A key cause of declining farm viability is depressed farm product prices. In Nova Scotia, farm input and grocery food prices have gone up much faster than farm product prices, so it is costing farmers considerably more to farm without a commensurate gain in income. Yet, remarkably, depressed farm product prices are not reflected in cheaper food prices for consumers, indicating that profits are being made in other parts of the food supply chain rather than at the farm gate.
Reasons for depressed farm product prices include global commodity pricing and trade issues, consumer demand for the cheapest price for food regardless of its origin or actual cost of production, and continued consolidation among retailers and processors.
Extensive GPIAtlantic interviews with Nova Scotia and P.E.I. farmers produced a number of recommendations to improve farm economic viability, including:
1. Market diversification to increase buyer competition (and therefore prices) for food products.
2. Regulation to prevent excessive mergers of companies in the food system.

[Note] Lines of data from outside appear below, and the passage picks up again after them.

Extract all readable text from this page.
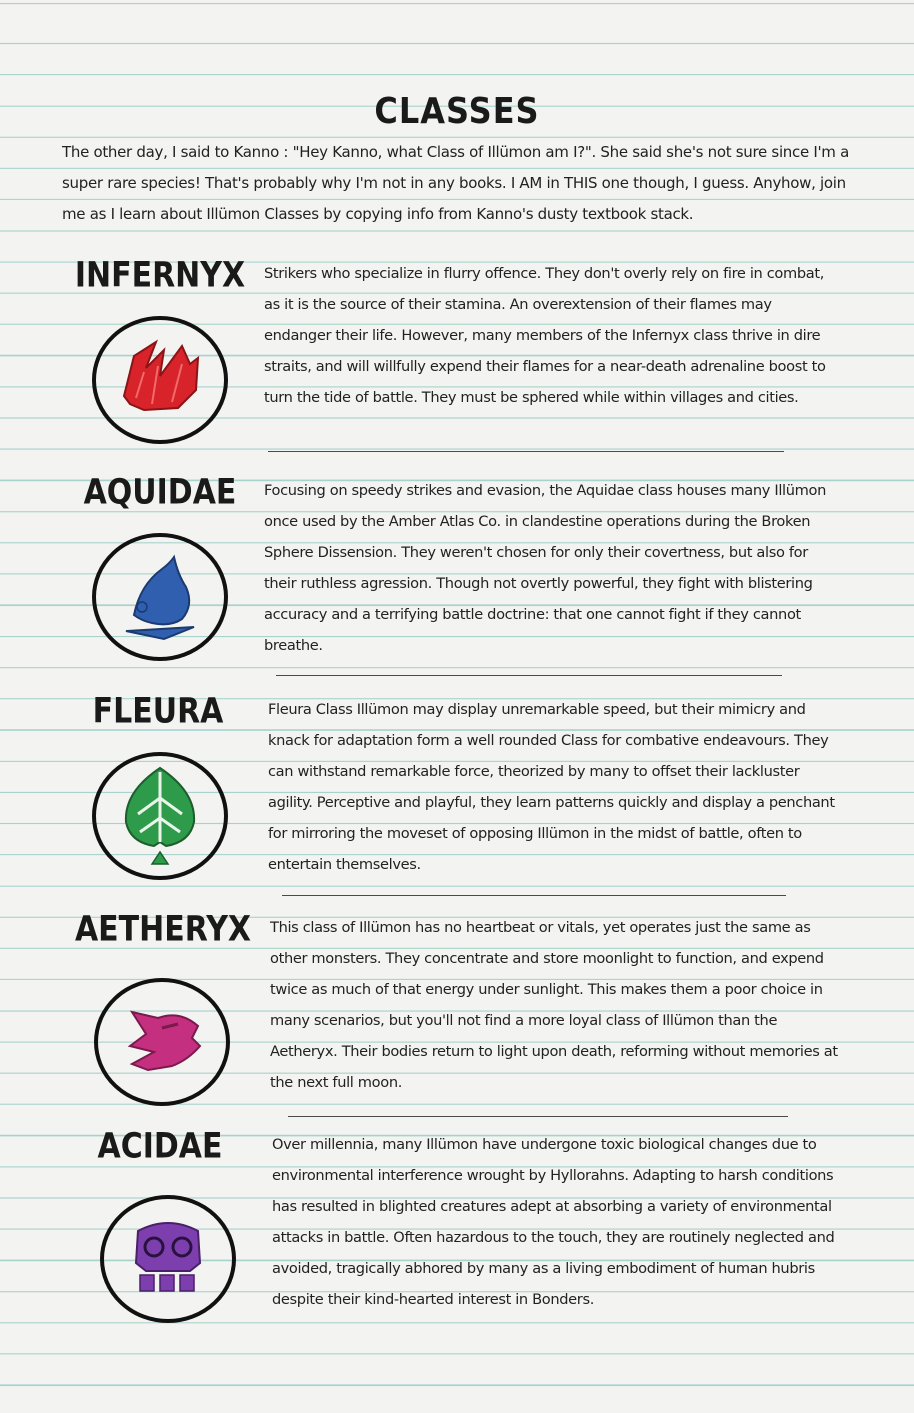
CLASSES

The other day, I said to Kanno : "Hey Kanno, what Class of Illümon am I?". She said she's not sure since I'm a super rare species! That's probably why I'm not in any books. I AM in THIS one though, I guess. Anyhow, join me as I learn about Illümon Classes by copying info from Kanno's dusty textbook stack.

INFERNYX	Strikers who specialize in flurry offence. They don't overly rely on fire in combat, as it is the source of their stamina. An overextension of their flames may endanger their life. However, many members of the Infernyx class thrive in dire straits, and will willfully expend their flames for a near-death adrenaline boost to turn the tide of battle. They must be sphered while within villages and cities.

AQUIDAE	Focusing on speedy strikes and evasion, the Aquidae class houses many Illümon once used by the Amber Atlas Co. in clandestine operations during the Broken Sphere Dissension. They weren't chosen for only their covertness, but also for their ruthless agression. Though not overtly powerful, they fight with blistering accuracy and a terrifying battle doctrine: that one cannot fight if they cannot breathe.

FLEURA	Fleura Class Illümon may display unremarkable speed, but their mimicry and knack for adaptation form a well rounded Class for combative endeavours. They can withstand remarkable force, theorized by many to offset their lackluster agility. Perceptive and playful, they learn patterns quickly and display a penchant for mirroring the moveset of opposing Illümon in the midst of battle, often to entertain themselves.

AETHERYX	This class of Illümon has no heartbeat or vitals, yet operates just the same as other monsters. They concentrate and store moonlight to function, and expend twice as much of that energy under sunlight. This makes them a poor choice in many scenarios, but you'll not find a more loyal class of Illümon than the Aetheryx. Their bodies return to light upon death, reforming without memories at the next full moon.

ACIDAE	Over millennia, many Illümon have undergone toxic biological changes due to environmental interference wrought by Hyllorahns. Adapting to harsh conditions has resulted in blighted creatures adept at absorbing a variety of environmental attacks in battle. Often hazardous to the touch, they are routinely neglected and avoided, tragically abhored by many as a living embodiment of human hubris despite their kind-hearted interest in Bonders.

3. Greater supply management to ensure that food prices not fall below a reasonable cost of production.
4. Stimulation of increased demand for local products, for example through local procurement policies by businesses, retail stores, universities, schools, hospitals, and government agencies. This solution may be aided by escalating gas prices, as transportation becomes more expensive and local food thus more competitive.

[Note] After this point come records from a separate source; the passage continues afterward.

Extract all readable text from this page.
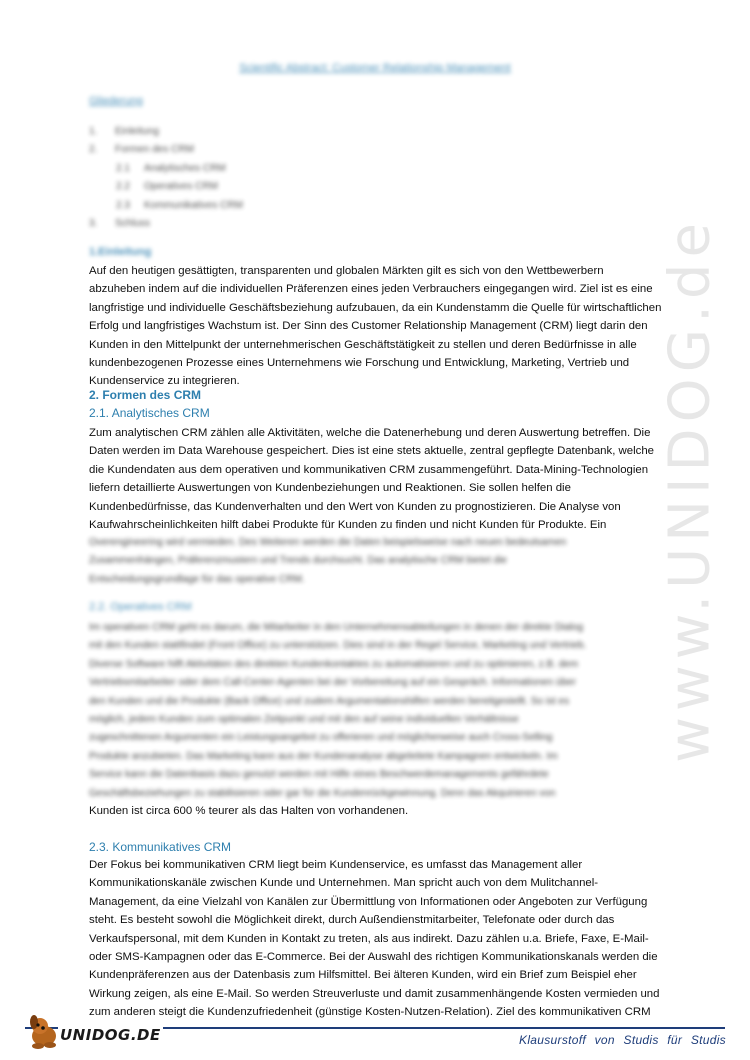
Scientific Abstract: Customer Relationship Management
Gliederung
1.	Einleitung
2.	Formen des CRM
2.1	Analytisches CRM
2.2	Operatives CRM
2.3	Kommunikatives CRM
3.	Schluss
1.Einleitung
Auf den heutigen gesättigten, transparenten und globalen Märkten gilt es sich von den Wettbewerbern
abzuheben indem auf die individuellen Präferenzen eines jeden Verbrauchers eingegangen wird. Ziel ist es eine
langfristige und individuelle Geschäftsbeziehung aufzubauen, da ein Kundenstamm die Quelle für wirtschaftlichen
Erfolg und langfristiges Wachstum ist. Der Sinn des Customer Relationship Management (CRM) liegt darin den
Kunden in den Mittelpunkt der unternehmerischen Geschäftstätigkeit zu stellen und deren Bedürfnisse in alle
kundenbezogenen Prozesse eines Unternehmens wie Forschung und Entwicklung, Marketing, Vertrieb und
Kundenservice zu integrieren.
2. Formen des CRM
2.1. Analytisches CRM
Zum analytischen CRM zählen alle Aktivitäten, welche die Datenerhebung und deren Auswertung betreffen. Die
Daten werden im Data Warehouse gespeichert. Dies ist eine stets aktuelle, zentral gepflegte Datenbank, welche
die Kundendaten aus dem operativen und kommunikativen CRM zusammengeführt. Data-Mining-Technologien
liefern detaillierte Auswertungen von Kundenbeziehungen und Reaktionen. Sie sollen helfen die
Kundenbedürfnisse, das Kundenverhalten und den Wert von Kunden zu prognostizieren. Die Analyse von
Kaufwahrscheinlichkeiten hilft dabei Produkte für Kunden zu finden und nicht Kunden für Produkte. Ein
Overengineering wird vermieden. Des Weiteren werden die Daten beispielsweise nach neuen bedeutsamen
Zusammenhängen, Präferenzmustern und Trends durchsucht. Das analytische CRM bietet die
Entscheidungsgrundlage für das operative CRM.
2.2. Operatives CRM
Im operativen CRM geht es darum, die Mitarbeiter in den Unternehmensabteilungen in denen der direkte Dialog
mit den Kunden stattfindet (Front Office) zu unterstützen. Dies sind in der Regel Service, Marketing und Vertrieb.
Diverse Software hilft Aktivitäten des direkten Kundenkontaktes zu automatisieren und zu optimieren, z.B. dem
Vertriebsmitarbeiter oder dem Call-Center-Agenten bei der Vorbereitung auf ein Gespräch. Informationen über
den Kunden und die Produkte (Back Office) und zudem Argumentationshilfen werden bereitgestellt. So ist es
möglich, jedem Kunden zum optimalen Zeitpunkt und mit den auf seine individuellen Verhältnisse
zugeschnittenen Argumenten ein Leistungsangebot zu offerieren und möglicherweise auch Cross-Selling
Produkte anzubieten. Das Marketing kann aus der Kundenanalyse abgeleitete Kampagnen entwickeln. Im
Service kann die Datenbasis dazu genutzt werden mit Hilfe eines Beschwerdemanagements gefährdete
Geschäftsbeziehungen zu stabilisieren oder gar für die Kundenrückgewinnung. Denn das Akquirieren von
Kunden ist circa 600 % teurer als das Halten von vorhandenen.
2.3. Kommunikatives CRM
Der Fokus bei kommunikativen CRM liegt beim Kundenservice, es umfasst das Management aller
Kommunikationskanäle zwischen Kunde und Unternehmen. Man spricht auch von dem Mulitchannel-
Management, da eine Vielzahl von Kanälen zur Übermittlung von Informationen oder Angeboten zur Verfügung
steht. Es besteht sowohl die Möglichkeit direkt, durch Außendienstmitarbeiter, Telefonate oder durch das
Verkaufspersonal, mit dem Kunden in Kontakt zu treten, als aus indirekt. Dazu zählen u.a. Briefe, Faxe, E-Mail-
oder SMS-Kampagnen oder das E-Commerce. Bei der Auswahl des richtigen Kommunikationskanals werden die
Kundenpräferenzen aus der Datenbasis zum Hilfsmittel. Bei älteren Kunden, wird ein Brief zum Beispiel eher
Wirkung zeigen, als eine E-Mail. So werden Streuverluste und damit zusammenhängende Kosten vermieden und
zum anderen steigt die Kundenzufriedenheit (günstige Kosten-Nutzen-Relation). Ziel des kommunikativen CRM
www.UNIDOG.de
UNIDOG.DE	Klausurstoff von Studis für Studis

5. Payments to farmers for provision of environmental goods and services (e.g. conserving wetlands and protecting freshwater quality).
Scott is encouraged by a new openness to shifting away from reliance on food imports towards the development of a healthy local food system. This, she says, will require the collaboration of all economic, government, and social sectors, including the media and a public more discerning and determined to buy and eat local food and to support Maritime farmers.
The full GPI Farm Economic Viability report for Nova Scotia and PEI released today can be accessed on the GPI website. A companion GPI report on Social Capital in Nova Scotia and P.E.I. agriculture will be released in September.